Over the summer, Troop 10 held a virtual campout, telling stories and playing games before pitching tents and camping out in their own backyards.

Scouts also gathered in pods (as “patrols”) for socially distanced day hikes, including a full moon hike.

Many of Troop 10’s Scouts have been focused on merit badges during the pandemic, said Rauchberg, with over 100 badges earned in the Troop since last March.

In August, five scouts who were working on obtaining a Backpack Merit Badge took a three-night, 20-mile backpacking trip in the High Sierra.

In addition, in the past 12 months, seven Troop 10 scouts advanced to the rank of Eagle Scout. Justin Byun built garden boxes and other improvements at the Korean Community Center. James D’Atri built benches and completed other playground improvements at Van Ness Elementary School. Nicolas Ghaffrey planted a drought tolerant garden at the American Legion Post in Hollywood.

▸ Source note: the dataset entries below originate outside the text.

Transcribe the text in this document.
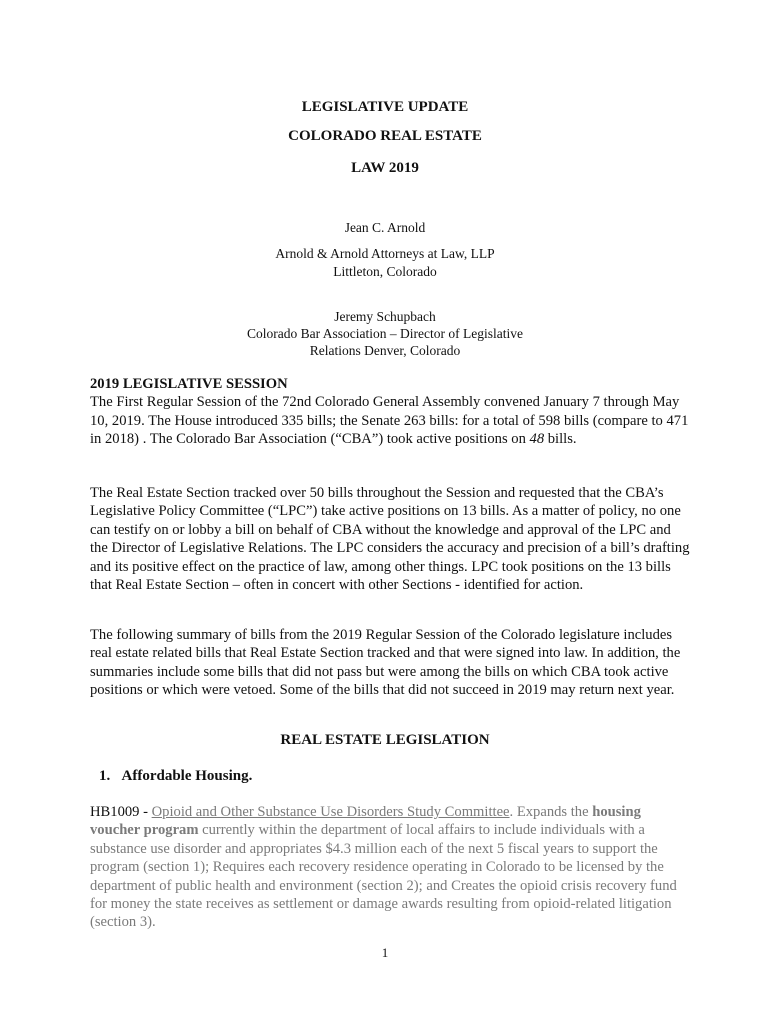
LEGISLATIVE UPDATE
COLORADO REAL ESTATE
LAW 2019
Jean C. Arnold
Arnold & Arnold Attorneys at Law, LLP
Littleton, Colorado
Jeremy Schupbach
Colorado Bar Association – Director of Legislative
Relations Denver, Colorado
2019 LEGISLATIVE SESSION
The First Regular Session of the 72nd Colorado General Assembly convened January 7 through May 10, 2019. The House introduced 335 bills; the Senate 263 bills: for a total of 598 bills (compare to 471 in 2018) . The Colorado Bar Association (“CBA”) took active positions on 48 bills.
The Real Estate Section tracked over 50 bills throughout the Session and requested that the CBA’s Legislative Policy Committee (“LPC”) take active positions on 13 bills. As a matter of policy, no one can testify on or lobby a bill on behalf of CBA without the knowledge and approval of the LPC and the Director of Legislative Relations. The LPC considers the accuracy and precision of a bill’s drafting and its positive effect on the practice of law, among other things. LPC took positions on the 13 bills that Real Estate Section – often in concert with other Sections - identified for action.
The following summary of bills from the 2019 Regular Session of the Colorado legislature includes real estate related bills that Real Estate Section tracked and that were signed into law. In addition, the summaries include some bills that did not pass but were among the bills on which CBA took active positions or which were vetoed. Some of the bills that did not succeed in 2019 may return next year.
REAL ESTATE LEGISLATION
1. Affordable Housing.
HB1009 - Opioid and Other Substance Use Disorders Study Committee. Expands the housing voucher program currently within the department of local affairs to include individuals with a substance use disorder and appropriates $4.3 million each of the next 5 fiscal years to support the program (section 1); Requires each recovery residence operating in Colorado to be licensed by the department of public health and environment (section 2); and Creates the opioid crisis recovery fund for money the state receives as settlement or damage awards resulting from opioid-related litigation (section 3).
1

Edgardo (EJ) Maliksi-Clark built benches and completed other playground improvements at Van Ness Elementary School. George Phillips designed and built a media room at his church. Max Rauchberg constructed 10 nesting boxes for endangered raptors (kestrels) and placed them in Griffith Park in coordination with Friends of Griffith Park and the Parks Dept. Finally, Nathan Yang built garden boxes for the kindergarten yard at St. Brendon School.